I don’t really know todd, but I like his work, a lot. the alone alone show at grant pirrie was amazine and I actually would have liked to buy one of his smaller works. I’m not a fan of NICK DRAKE, but I remember I wanted an E. and for those that are having a quiet giggle, I don’t take ecstasy any more, but even I said to myself while typing it ‘hey, who wouldn’t!’

anyway, back to the Helen Lempriere and the esteemed Todd Mcmillan.

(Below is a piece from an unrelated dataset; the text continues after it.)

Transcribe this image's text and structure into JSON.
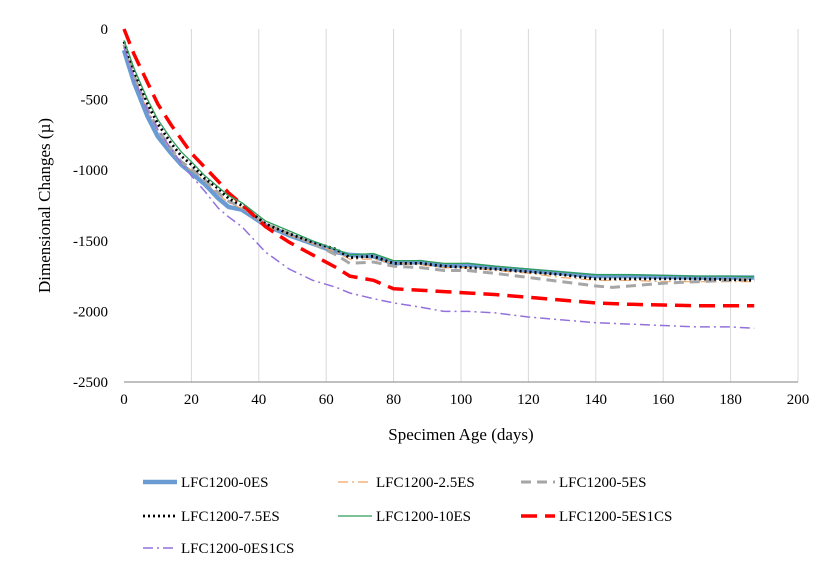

I picked it. in fact I picked it months ago when Zanny told me who the finalists were, I knew it would be Todd that won. and today when the office thought about running a sweep to see who the winner would be, again I said it would be Todd. I had to say it quietly ‘cos I didn’t want Jaki to feel like I wasn’t hoping that she win, but when you’ve got a gut feeling, you’ve got a gut feeling. Next year I’m going to start taking bets.

I’m usually extremely cynical about these kinds of things – the whole show was full, and I mean chock-full of the it-kids of the Sydney art scene right now – artists who are at the peak of their game and producing some really cool shit, but they’re also the names you’re hearing a lot of, so I could easily have whinged and bitched about the winner. and I know that todd is also part of the ‘in’ crowd, but I’m not going to begrudge him this success. he seems like a good guy, plays a good game of netball and isn’t afraid to give his dad a hug, or stand in boxer shorts. artistically he’s also sincere. and I like seeing work that is sincere. ernest even. but not so serious that there isn’t a wry smile in there somewhere.

I’m pleased he won the prize. as they kept banging on in the speeches, the prize has been going a really long time and is one of the largest prizes for emerging artists and it feels nice for once to know that it’s gone to someone who deserves it.

and to someone who chooses his friends by the colour of their hair.